Risk Intelligence: Madness if debt is the cause of the Maersk-seizure

Søfart

30 April 2015

Risk Intelligence CEO, Hans Tino Hansen, calls it ‘an unheard use of force’ from Iranian side if a civil debt issue is what has forced the ship ‘Maersk Tigris’ from international waters to Iran. Other reasons must lay behind the violent arrest, he tells the Danish maritime news magazine Søfart. Iran’s official explanation of the Iranian military’s strange boarding and detainment of Maersk Tigris is now that the arrest stems from an unresolved debt issue between Maersk and Iranian companies. In relation to this statement, Maersk Lines has confirmed that they do have an unresolved civil debt issue with an Iranian company. This allegedly stems from 2005 where about 10 containers were shipped to Dubai for an Iranian company.

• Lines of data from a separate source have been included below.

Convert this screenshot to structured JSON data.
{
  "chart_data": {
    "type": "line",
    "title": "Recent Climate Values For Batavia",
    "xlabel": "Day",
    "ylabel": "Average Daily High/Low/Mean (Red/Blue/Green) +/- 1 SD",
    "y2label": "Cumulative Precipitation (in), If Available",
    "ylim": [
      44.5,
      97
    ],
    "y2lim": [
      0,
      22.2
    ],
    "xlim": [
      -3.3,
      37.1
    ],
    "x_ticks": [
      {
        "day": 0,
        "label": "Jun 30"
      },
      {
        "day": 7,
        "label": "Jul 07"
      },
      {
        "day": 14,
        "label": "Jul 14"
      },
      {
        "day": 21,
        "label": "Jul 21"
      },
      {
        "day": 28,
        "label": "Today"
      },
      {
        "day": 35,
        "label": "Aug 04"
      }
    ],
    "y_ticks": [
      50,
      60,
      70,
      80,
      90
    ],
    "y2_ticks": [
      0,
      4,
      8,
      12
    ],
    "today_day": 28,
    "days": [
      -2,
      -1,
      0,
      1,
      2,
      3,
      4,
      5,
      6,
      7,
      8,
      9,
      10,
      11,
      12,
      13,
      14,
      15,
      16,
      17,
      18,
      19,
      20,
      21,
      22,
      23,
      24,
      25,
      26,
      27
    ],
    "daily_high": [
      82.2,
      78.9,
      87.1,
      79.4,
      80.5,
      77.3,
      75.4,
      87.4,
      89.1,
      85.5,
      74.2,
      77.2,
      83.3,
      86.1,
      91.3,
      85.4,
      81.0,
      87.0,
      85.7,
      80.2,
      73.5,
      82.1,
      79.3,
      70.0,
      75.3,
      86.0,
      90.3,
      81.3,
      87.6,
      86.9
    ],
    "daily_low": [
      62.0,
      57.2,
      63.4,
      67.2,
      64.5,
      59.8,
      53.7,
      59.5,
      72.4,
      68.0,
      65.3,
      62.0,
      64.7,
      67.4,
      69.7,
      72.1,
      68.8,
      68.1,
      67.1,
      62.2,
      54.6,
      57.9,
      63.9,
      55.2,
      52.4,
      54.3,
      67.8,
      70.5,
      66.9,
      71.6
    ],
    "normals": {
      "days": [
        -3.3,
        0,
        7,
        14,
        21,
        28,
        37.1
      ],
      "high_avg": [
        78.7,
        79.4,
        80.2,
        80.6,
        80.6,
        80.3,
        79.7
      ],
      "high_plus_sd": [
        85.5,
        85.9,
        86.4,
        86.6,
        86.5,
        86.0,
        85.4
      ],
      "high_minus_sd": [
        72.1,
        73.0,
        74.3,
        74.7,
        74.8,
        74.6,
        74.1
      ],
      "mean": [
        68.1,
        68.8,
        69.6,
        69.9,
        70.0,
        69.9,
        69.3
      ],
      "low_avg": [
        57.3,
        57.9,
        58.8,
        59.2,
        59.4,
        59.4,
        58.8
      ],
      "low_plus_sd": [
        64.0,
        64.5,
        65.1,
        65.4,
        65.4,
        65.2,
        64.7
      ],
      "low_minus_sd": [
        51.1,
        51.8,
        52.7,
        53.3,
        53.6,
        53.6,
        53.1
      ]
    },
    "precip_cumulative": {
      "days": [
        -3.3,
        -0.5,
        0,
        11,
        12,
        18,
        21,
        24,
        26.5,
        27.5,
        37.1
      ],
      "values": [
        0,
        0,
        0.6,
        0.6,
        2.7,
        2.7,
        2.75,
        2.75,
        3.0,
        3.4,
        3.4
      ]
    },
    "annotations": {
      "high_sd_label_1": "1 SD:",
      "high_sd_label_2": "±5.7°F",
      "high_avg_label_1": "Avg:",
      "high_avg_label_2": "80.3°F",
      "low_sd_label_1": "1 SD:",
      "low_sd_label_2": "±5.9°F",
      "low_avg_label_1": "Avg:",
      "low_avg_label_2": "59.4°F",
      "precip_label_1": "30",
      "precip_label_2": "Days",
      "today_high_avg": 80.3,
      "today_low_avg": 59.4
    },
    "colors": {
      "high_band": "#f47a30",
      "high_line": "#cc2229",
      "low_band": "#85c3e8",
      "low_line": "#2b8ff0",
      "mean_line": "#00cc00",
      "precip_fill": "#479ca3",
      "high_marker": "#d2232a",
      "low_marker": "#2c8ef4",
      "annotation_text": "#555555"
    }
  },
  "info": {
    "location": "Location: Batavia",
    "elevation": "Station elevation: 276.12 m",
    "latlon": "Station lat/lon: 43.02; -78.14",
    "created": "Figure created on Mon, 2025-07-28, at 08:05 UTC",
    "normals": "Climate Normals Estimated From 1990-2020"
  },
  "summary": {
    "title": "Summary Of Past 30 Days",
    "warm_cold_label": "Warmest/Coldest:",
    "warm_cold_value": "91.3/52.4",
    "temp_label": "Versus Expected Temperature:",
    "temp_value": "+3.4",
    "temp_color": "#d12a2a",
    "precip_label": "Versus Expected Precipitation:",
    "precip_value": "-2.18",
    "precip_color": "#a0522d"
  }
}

The containers were never picked up and ended up being assigned to the United Arab Emirates’ authorities. The assignment led to a long-lasting, still unresolved lawsuit, Søfart writes. Commenting on the issue for Søfart, Hans Tino Hansen says, however, that other reasons than a civil lawsuit should lay behind the violent arrest of Maersk Tigris: “If the issue of debt proves to be the foundation, then it is madness. It is unheard of that one uses military power to seize a ship in internationally recognized waters, only to clarify what is in fact a civil lawsuit. In such case, it opens for a complete chaos on the high seas”. Risk Intelligence believes it is more likely that Iran’s official debt explanation serves as a smokescreen for the West and a resort for the Iranians. As previously explained to Søfart, Risk Intelligence believe the Iranians use the debt explanation to escape a tense international situation essentially rooted in domestic political infighting between so-called hardliners and more Western-oriented and negotiation-friendly politicians (in Iran).